In broad strokes, our lab studies brain plasticity. We are asking questions such as, how does the brain adapt to changes in sensory input or to direct brain damage. We use converging techniques such as psychophysics, eye movement measurement, functional magnetic resonance imaging (fMRI) and transcranial magnetic stimulation (TMS) to examine the brain and behaviour. We have four separate but interrelated lines of research:

  1. We are developing novel therapeutic treatment using TMS to provide a safe and effective non-invasive therapy for Charles Bonnet Syndrome (CBS) following loss of vision. Visual hallucinations can occur following vision loss from diseases such as age-related macular degeneration (AMD) or glaucoma. Individuals with CBS experience visual images such as people, landscapes or patterns that do not exist in reality. These visual hallucinations can be troublesome for the patient and are often misunderstood, resulting in added psychological consequences in addition to the visual impairment. At present, there is no standard treatment protocol to treat visual hallucinations that occur following loss of vision. To find out more about CBS and to support us with this study, please click here.
  1. We are one of the few labs in the world to study multisensory (visual and auditory) processing in unique ophthalmological patients who have had one eye surgically removed (enucleated) early in life, thereby disrupting binocular input to the visual system. We are examining low-level form vision and motion processing as well as higher-level face, object and scene processing. We also measure multisensory adaptation through behaviour and neuroimaging. This approach can reveal coding mechanisms in the brain that inform us about how intact sensory systems function.

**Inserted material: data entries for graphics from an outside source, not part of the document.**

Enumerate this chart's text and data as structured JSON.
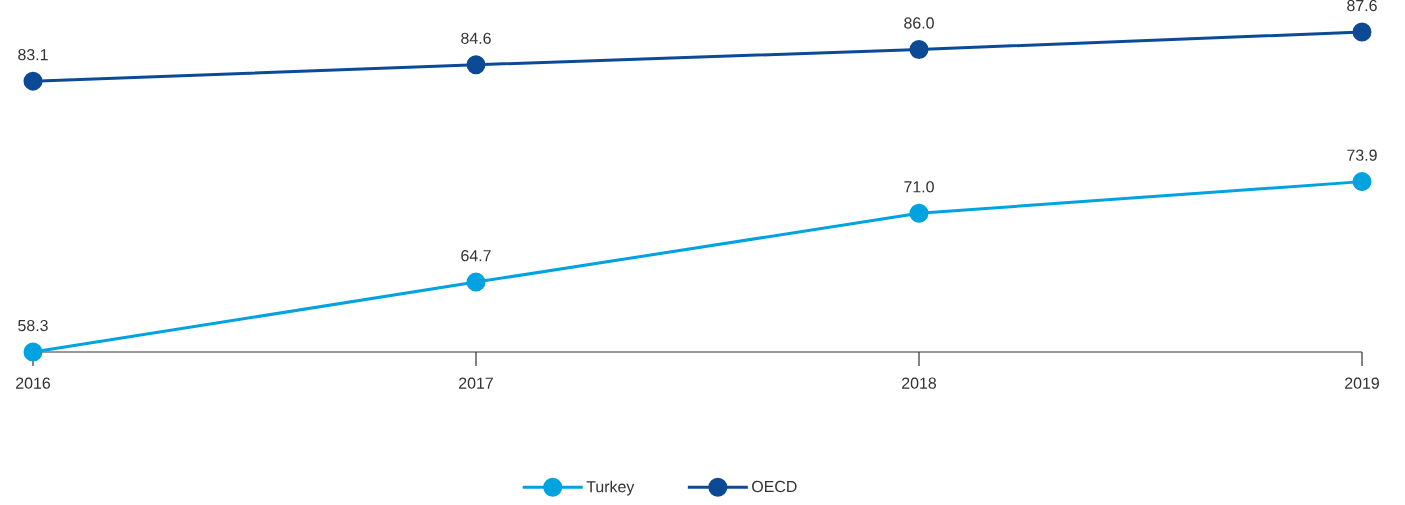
{
  "chart_data": {
    "type": "line",
    "categories": [
      "2016",
      "2017",
      "2018",
      "2019"
    ],
    "series": [
      {
        "name": "Turkey",
        "color": "#00a3e0",
        "values": [
          58.3,
          64.7,
          71.0,
          73.9
        ],
        "value_labels": [
          "58.3",
          "64.7",
          "71.0",
          "73.9"
        ]
      },
      {
        "name": "OECD",
        "color": "#0c4a96",
        "values": [
          83.1,
          84.6,
          86.0,
          87.6
        ],
        "value_labels": [
          "83.1",
          "84.6",
          "86.0",
          "87.6"
        ]
      }
    ],
    "marker": "circle",
    "line_style": "solid",
    "legend": "bottom"
  }
}
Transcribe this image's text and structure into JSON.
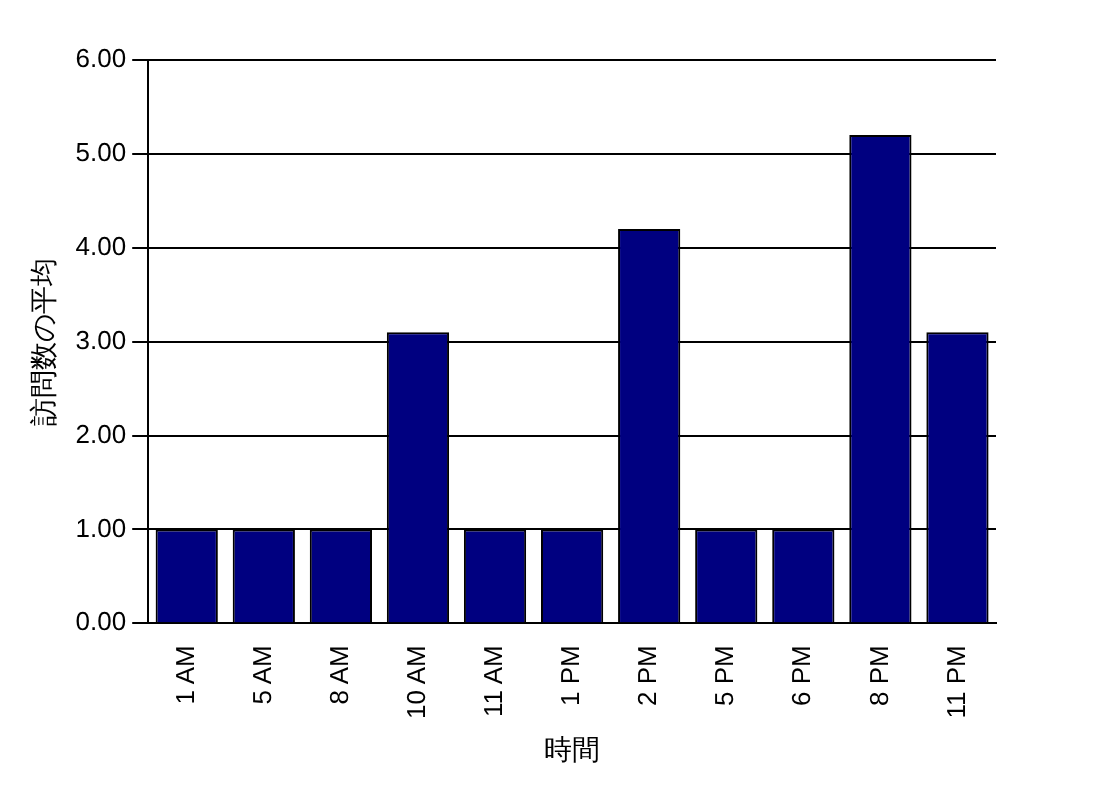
{
  "chart_data": {
    "type": "bar",
    "xlabel": "時間",
    "ylabel": "訪問数の平均",
    "categories": [
      "1 AM",
      "5 AM",
      "8 AM",
      "10 AM",
      "11 AM",
      "1 PM",
      "2 PM",
      "5 PM",
      "6 PM",
      "8 PM",
      "11 PM"
    ],
    "values": [
      1,
      1,
      1,
      3.1,
      1,
      1,
      4.2,
      1,
      1,
      5.2,
      3.1
    ],
    "color": "#000080",
    "ylim": [
      0,
      6
    ],
    "yticks": [
      {
        "value": 0,
        "label": "0.00"
      },
      {
        "value": 1,
        "label": "1.00"
      },
      {
        "value": 2,
        "label": "2.00"
      },
      {
        "value": 3,
        "label": "3.00"
      },
      {
        "value": 4,
        "label": "4.00"
      },
      {
        "value": 5,
        "label": "5.00"
      },
      {
        "value": 6,
        "label": "6.00"
      }
    ],
    "grid": "y",
    "legend": false
  }
}
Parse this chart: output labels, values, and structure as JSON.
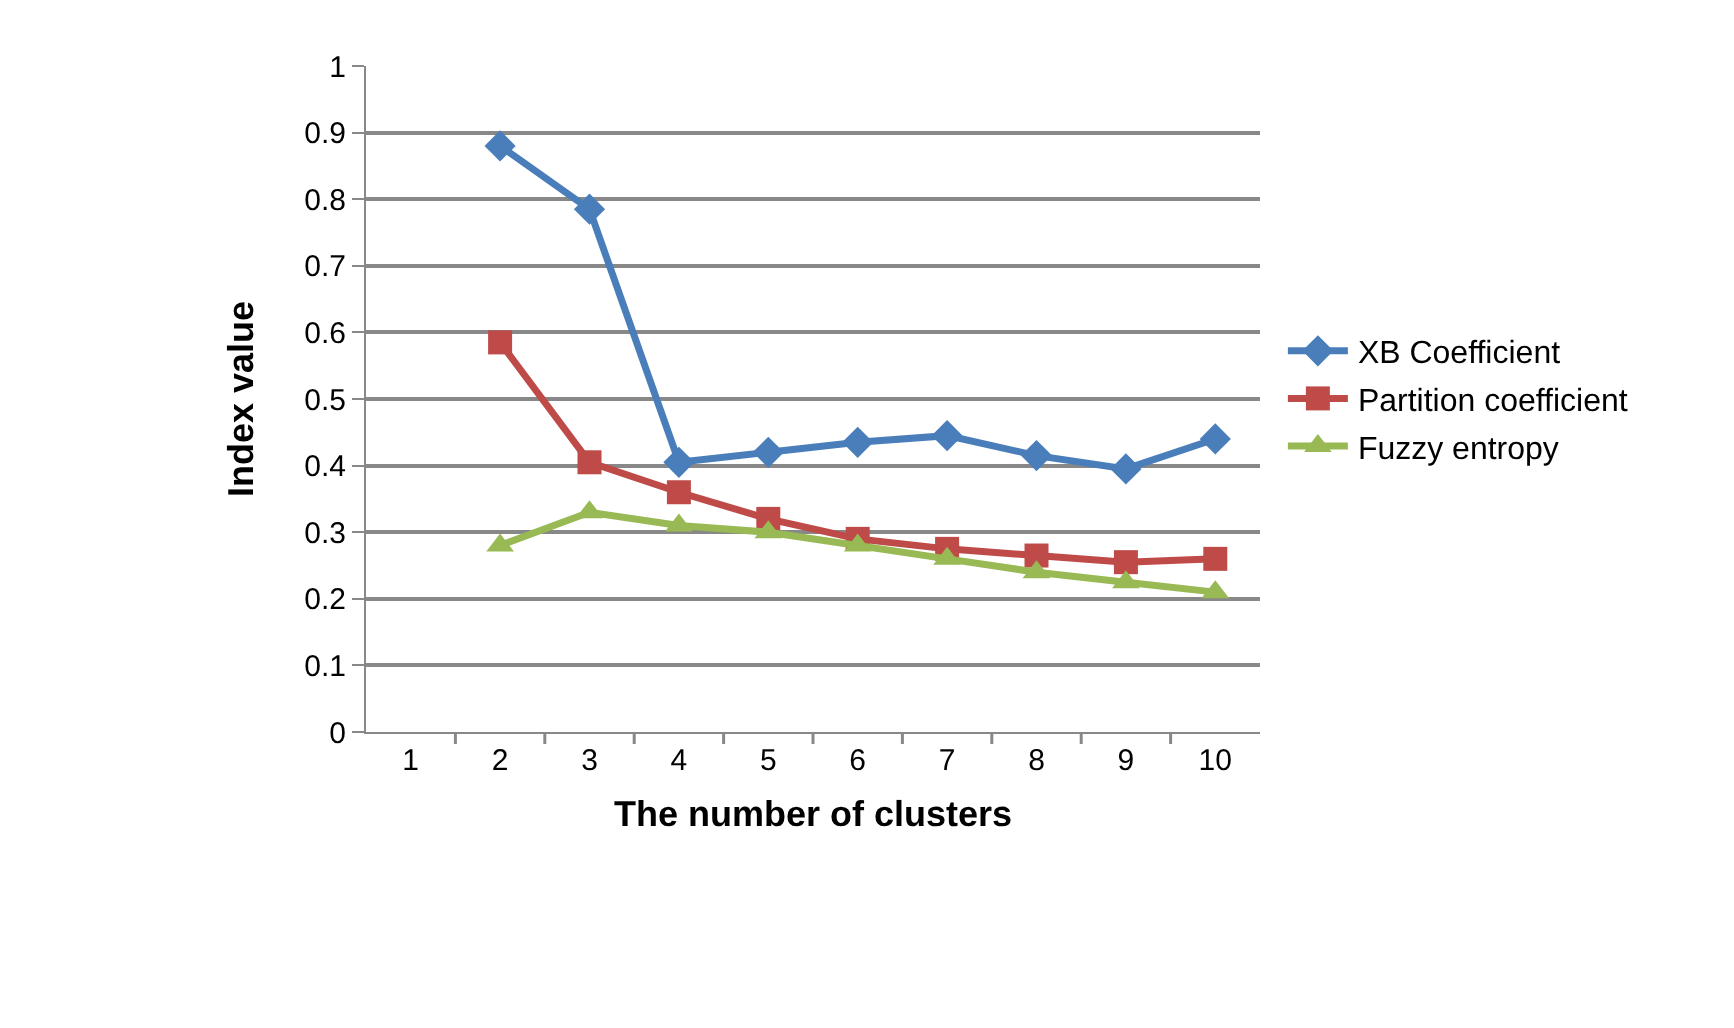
{
  "chart_data": {
    "type": "line",
    "xlabel": "The number of clusters",
    "ylabel": "Index value",
    "categories": [
      "1",
      "2",
      "3",
      "4",
      "5",
      "6",
      "7",
      "8",
      "9",
      "10"
    ],
    "series": [
      {
        "name": "XB Coefficient",
        "color": "#4a7ebb",
        "marker": "diamond",
        "values": [
          null,
          0.88,
          0.785,
          0.405,
          0.42,
          0.435,
          0.445,
          0.415,
          0.395,
          0.44
        ]
      },
      {
        "name": "Partition coefficient",
        "color": "#be4b48",
        "marker": "square",
        "values": [
          null,
          0.585,
          0.405,
          0.36,
          0.32,
          0.29,
          0.275,
          0.265,
          0.255,
          0.26
        ]
      },
      {
        "name": "Fuzzy entropy",
        "color": "#98b954",
        "marker": "triangle",
        "values": [
          null,
          0.28,
          0.33,
          0.31,
          0.3,
          0.28,
          0.26,
          0.24,
          0.225,
          0.21
        ]
      }
    ],
    "ylim": [
      0,
      1
    ],
    "yticks": [
      0,
      0.1,
      0.2,
      0.3,
      0.4,
      0.5,
      0.6,
      0.7,
      0.8,
      0.9,
      1
    ],
    "grid": "y",
    "legend": "right",
    "line_style": "solid"
  }
}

  2. We are examining sex and sexual orientation differences in perceptual and spatial cognitive processing. We are currently measuring similarities and differences in behaviour as well as brain structure and function.

  3. We study rare neurological patients with acquired brain damage resulting in visual object agnosia (the inability to visually recognize objects) or prosopagnosia (the inability to visually recognize a face). Using image-guided TMS, we are able to create temporary lesions in neurologically-intact participants to better understand object and face processing by transiently disrupting processing in various cortical regions of the face, object and scene processing networks.